Another polyphenol, epigallocatechin-3-gallate, found in tea combined with cisplatin significantly shortened the size of the tumor (Zhou et al. 2014). It also potentiated the effect of adriamycin in CaEs-17 cells (Fantini et al. 2015), fluorouracil in Hep G2 cells (Yang et al. 2012), and ponatinib in chronic myeloid leukemia cells (Goker et al. 2014). Combination of capecitabine with (-)-epigallocatechin-3-gallate inhibits tumor growth and angiogenesis with gastric cancer xenografts in nude mice (Wu et al. 2012). Green tea catechins augmented the antitumor properties of doxorubicin for chemoresistant liver cancer in a mouse model (Liang et al. 2010).

The anthocynidin delphinidin (DPN) in combination with 5-aza-2-deoxycytidine (AzaC) showed the highest inhibition of cell growth in human glioblastoma LN18 and U87MG cells (Chakrabarti and Ray 2015). Anthocyanins also potentiated the activity of trastuzumab in human epidermal growth factor receptor 2-positive breast cancer cells in vitro and in vivo (Liu et al. 2014).

Luteolin with lapatinib inhibited the growth of breast cancer cells (Zhang et al. 2017) and the doxorubicin-induced autophagy in human osteosarcoma U2OS cells (Zhang et al. 2015). The combination of the oncolytic adenovirus CD55-TRAIL with luteolin significantly decreased cytotoxicity in lung/bronchial normal epithelial cells compared with single treatment (Xiao et al. 2017). Co-treatment of tamoxifen and naringenin could inhibit cell proliferation more effectively in ER+ breast cancer cells (Xu et al. 2018). Combination of myricetin with 5-fluorouracil chemotherapy can enhance tumor chemosensitivity of esophageal cancer EC9706 cells, and hence myricetin could be a potential chemosensitizer for esophageal cancer therapy (Wang et al. 2014).

Combination of afromosin with soyasaponin I enhanced their antitumor promoting activity. Consequently, many active compounds were found that might be valuable chemopreventive agents (Konoshima et al. 1992).

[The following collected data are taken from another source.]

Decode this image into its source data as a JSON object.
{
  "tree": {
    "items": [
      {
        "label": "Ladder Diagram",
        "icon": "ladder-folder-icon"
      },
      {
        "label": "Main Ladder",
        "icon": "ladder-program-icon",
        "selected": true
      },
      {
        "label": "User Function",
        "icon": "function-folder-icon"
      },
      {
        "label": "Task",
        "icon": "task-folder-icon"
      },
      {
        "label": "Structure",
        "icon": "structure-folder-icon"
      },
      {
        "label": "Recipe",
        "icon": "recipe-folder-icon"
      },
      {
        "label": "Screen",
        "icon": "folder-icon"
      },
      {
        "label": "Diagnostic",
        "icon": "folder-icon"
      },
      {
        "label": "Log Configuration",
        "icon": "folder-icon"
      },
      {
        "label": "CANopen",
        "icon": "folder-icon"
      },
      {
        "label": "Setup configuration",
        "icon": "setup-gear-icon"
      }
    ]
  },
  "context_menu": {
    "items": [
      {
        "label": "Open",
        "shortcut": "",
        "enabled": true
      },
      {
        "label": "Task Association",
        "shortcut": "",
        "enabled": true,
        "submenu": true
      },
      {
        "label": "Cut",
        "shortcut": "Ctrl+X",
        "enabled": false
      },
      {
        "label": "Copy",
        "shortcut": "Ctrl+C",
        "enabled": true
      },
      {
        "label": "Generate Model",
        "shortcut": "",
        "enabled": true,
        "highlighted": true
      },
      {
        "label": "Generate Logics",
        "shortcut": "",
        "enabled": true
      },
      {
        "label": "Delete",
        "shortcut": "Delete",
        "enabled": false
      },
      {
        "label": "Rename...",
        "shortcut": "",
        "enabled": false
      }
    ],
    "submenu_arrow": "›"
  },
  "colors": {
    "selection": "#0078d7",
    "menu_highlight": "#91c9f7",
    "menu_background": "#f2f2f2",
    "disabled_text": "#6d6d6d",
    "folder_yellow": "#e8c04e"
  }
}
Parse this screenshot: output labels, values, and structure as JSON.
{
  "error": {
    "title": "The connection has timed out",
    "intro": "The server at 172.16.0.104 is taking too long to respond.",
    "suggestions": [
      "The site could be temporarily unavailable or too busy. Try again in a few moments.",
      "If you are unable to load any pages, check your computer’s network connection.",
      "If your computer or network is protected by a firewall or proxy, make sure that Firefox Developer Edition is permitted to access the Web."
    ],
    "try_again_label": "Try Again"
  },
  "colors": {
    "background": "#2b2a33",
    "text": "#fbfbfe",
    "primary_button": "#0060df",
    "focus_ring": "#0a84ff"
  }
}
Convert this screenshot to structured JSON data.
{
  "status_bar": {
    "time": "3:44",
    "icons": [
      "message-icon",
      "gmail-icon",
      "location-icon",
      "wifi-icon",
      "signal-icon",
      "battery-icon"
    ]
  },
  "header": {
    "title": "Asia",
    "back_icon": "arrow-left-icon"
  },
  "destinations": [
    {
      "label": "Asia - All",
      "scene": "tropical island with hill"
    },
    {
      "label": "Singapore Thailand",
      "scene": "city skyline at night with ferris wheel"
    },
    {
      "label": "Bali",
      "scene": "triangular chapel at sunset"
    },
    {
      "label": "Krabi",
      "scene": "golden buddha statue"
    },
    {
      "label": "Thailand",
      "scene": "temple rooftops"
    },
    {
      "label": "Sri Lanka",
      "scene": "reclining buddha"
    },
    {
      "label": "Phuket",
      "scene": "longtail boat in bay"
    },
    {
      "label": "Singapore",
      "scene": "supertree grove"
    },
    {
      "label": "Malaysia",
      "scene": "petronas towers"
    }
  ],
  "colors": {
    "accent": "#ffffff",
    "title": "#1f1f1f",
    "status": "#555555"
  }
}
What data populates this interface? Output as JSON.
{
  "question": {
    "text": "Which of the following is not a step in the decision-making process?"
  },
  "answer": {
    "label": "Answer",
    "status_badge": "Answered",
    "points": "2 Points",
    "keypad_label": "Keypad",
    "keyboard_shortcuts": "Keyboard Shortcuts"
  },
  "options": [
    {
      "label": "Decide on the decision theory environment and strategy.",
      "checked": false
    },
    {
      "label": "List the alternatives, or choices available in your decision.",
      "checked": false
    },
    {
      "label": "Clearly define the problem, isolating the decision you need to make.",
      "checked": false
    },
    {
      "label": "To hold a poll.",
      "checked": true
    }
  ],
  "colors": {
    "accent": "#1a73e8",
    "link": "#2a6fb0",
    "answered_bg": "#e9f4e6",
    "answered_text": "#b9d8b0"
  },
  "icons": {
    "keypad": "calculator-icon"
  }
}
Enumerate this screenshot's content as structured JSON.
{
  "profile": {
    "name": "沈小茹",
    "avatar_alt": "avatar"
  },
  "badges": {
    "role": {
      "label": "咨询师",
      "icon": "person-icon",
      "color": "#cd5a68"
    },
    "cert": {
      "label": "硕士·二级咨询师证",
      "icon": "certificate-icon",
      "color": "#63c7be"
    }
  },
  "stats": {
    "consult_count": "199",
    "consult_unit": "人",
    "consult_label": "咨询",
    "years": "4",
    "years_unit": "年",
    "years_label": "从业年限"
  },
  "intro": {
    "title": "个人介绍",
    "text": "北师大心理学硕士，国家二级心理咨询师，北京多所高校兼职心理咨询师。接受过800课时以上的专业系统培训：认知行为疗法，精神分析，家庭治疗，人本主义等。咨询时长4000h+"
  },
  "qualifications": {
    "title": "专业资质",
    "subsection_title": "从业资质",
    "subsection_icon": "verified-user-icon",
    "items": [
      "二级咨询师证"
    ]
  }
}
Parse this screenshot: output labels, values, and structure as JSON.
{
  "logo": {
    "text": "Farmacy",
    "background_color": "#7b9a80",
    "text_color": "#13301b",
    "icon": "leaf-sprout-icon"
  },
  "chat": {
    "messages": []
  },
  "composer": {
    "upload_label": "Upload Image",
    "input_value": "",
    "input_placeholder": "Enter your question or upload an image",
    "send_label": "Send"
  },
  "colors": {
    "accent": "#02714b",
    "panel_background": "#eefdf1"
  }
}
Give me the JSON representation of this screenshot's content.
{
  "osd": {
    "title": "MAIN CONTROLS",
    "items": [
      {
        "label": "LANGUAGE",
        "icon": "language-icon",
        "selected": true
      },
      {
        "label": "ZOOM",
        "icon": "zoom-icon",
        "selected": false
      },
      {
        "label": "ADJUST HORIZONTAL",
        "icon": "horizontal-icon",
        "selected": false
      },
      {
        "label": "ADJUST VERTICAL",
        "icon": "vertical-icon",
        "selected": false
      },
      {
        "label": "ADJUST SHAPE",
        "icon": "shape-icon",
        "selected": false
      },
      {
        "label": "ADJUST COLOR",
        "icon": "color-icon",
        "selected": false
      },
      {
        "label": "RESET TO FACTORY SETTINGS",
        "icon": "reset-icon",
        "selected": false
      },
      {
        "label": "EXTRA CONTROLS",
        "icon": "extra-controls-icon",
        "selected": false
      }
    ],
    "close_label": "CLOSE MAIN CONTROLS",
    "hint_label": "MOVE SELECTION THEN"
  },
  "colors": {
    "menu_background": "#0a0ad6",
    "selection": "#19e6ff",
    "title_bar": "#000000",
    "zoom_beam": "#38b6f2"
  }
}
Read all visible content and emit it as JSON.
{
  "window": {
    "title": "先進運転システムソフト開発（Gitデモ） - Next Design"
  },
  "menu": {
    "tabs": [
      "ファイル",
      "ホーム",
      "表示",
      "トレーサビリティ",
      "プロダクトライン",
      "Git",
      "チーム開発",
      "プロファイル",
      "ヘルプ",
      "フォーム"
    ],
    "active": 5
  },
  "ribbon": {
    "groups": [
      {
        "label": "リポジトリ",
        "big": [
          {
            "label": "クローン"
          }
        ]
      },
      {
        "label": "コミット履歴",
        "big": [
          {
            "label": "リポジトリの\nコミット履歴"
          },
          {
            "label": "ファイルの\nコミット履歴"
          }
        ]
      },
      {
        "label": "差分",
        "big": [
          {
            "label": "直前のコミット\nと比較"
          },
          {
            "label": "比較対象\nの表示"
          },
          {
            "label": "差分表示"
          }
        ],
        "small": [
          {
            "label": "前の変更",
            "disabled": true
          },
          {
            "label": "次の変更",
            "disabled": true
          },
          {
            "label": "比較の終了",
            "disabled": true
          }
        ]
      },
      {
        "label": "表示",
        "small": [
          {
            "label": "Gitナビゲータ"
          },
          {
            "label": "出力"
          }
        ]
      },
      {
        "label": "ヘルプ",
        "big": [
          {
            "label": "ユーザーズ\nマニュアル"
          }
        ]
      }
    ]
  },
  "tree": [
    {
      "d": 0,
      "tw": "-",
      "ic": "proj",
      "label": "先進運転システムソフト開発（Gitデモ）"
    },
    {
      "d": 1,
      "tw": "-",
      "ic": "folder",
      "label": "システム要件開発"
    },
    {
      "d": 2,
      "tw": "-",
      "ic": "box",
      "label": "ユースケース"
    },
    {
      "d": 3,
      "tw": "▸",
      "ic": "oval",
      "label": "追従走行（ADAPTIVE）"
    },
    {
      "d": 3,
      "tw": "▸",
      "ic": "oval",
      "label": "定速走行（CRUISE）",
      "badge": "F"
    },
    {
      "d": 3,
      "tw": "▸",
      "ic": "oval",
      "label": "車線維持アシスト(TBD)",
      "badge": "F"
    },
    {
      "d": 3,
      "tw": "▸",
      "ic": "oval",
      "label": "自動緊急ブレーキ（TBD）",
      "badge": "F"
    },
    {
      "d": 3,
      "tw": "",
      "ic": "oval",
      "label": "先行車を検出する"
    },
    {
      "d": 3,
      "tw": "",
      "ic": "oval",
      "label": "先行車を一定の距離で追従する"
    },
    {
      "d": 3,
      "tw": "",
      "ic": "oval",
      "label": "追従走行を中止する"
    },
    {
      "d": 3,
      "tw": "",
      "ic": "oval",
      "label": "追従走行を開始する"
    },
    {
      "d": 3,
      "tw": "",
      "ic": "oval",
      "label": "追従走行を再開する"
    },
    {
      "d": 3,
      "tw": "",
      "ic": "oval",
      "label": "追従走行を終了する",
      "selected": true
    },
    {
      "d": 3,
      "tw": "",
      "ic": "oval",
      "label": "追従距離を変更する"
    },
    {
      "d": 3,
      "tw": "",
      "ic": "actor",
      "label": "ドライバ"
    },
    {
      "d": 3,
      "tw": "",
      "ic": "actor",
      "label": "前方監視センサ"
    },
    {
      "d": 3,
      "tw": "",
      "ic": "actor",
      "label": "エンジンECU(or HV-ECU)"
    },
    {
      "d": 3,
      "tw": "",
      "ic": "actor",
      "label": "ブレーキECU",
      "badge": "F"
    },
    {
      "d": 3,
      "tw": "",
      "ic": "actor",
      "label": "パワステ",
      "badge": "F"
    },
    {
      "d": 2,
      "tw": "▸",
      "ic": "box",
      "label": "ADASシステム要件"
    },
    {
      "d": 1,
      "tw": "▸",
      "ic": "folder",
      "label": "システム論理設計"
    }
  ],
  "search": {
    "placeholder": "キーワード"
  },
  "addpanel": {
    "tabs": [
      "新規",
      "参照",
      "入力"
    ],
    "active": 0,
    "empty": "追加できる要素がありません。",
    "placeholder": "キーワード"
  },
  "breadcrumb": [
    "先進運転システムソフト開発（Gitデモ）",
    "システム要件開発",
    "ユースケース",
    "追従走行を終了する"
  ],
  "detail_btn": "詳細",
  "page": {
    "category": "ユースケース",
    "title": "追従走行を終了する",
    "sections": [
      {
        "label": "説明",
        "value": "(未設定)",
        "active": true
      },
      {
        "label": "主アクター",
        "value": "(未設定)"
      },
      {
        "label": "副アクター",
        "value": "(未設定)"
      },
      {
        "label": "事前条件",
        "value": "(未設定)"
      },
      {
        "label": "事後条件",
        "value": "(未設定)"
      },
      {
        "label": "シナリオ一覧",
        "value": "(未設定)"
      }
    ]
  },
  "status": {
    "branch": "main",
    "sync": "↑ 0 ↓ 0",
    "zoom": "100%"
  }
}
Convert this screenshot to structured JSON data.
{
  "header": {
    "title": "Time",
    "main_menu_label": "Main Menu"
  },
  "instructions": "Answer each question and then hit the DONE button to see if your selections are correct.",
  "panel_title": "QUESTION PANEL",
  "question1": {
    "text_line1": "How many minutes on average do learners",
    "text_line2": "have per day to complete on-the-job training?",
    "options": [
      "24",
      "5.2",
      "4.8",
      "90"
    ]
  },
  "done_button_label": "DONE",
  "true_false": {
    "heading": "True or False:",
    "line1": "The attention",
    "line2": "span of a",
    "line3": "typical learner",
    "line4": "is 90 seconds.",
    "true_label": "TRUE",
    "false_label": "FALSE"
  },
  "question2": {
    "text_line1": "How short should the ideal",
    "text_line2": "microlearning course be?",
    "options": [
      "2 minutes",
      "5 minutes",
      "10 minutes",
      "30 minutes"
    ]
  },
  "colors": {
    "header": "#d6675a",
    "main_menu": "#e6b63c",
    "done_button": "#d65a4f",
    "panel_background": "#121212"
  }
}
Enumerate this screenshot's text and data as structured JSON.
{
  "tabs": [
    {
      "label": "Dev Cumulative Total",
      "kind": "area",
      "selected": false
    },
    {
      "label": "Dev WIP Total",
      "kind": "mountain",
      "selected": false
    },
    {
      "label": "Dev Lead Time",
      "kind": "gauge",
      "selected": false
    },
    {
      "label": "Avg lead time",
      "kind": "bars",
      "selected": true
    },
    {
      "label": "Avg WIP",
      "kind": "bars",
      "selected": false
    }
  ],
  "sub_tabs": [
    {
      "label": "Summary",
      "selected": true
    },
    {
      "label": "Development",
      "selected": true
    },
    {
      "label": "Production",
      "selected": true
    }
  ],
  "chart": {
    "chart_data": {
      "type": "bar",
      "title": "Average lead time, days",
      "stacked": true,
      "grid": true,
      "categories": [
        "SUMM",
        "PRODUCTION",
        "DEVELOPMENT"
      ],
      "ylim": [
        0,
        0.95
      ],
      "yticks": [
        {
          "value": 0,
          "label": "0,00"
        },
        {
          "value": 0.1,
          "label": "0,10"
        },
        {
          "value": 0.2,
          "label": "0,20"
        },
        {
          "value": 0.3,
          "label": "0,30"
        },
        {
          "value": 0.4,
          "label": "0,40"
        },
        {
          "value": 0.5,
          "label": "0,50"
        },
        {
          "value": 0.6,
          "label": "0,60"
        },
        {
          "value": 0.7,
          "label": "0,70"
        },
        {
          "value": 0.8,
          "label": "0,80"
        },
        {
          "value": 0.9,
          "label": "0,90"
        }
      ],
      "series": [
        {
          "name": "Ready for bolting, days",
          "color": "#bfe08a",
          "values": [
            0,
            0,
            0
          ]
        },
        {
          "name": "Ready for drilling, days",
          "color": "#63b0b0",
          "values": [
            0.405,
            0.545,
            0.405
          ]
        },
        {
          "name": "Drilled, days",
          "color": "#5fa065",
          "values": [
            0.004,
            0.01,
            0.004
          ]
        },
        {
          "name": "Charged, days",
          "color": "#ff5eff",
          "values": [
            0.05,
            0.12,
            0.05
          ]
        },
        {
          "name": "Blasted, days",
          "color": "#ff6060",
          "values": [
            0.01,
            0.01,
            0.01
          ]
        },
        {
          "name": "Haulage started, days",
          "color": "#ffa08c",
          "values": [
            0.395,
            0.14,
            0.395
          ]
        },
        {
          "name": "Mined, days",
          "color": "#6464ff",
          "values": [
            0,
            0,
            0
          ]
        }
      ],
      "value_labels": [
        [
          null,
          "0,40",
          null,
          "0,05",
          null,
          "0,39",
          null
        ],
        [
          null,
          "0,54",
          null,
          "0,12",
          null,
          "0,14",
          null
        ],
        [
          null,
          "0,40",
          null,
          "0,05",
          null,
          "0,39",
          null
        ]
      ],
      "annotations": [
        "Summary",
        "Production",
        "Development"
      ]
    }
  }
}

Limonene enhances the antitumor effect of docetaxel against prostate cancer cells without being toxic to normal prostate epithelial cells (Rabi and Bishayee 2009). Geraniol in combination with gemcitabine induced BXPC-3 cell apoptosis (Jin et al. 2013). Co-treatment 5-fluorouracil with triterpenoid lupeol induced apoptosis by upregulating the expressions of Bax and p53 and downregulating the expressions of survivin and Bcl-2 (Liu et al. 2016).

5.4 Concluding Remarks

In the past few decades, several studies have been performed that support the concept of cancer chemoprevention dietary polyphenols, flavonoids, terpenoids, and saponins. Several epidemiological studies have corroborated that dietary consumptions have a huge impact on cancer prevalence. Owing to these encouraging observations, research efforts all across the globe have focused on identifying, characterizing, and providing the scientific basis behind the chemopreventive properties of dietary supplements. The results have shown that fruits and vegetables represent an untapped reservoir of various nutritive and nonnutritive phytochemicals that when incorporated into a healthy lifestyle can be a very useful step toward cancer chemopreventive.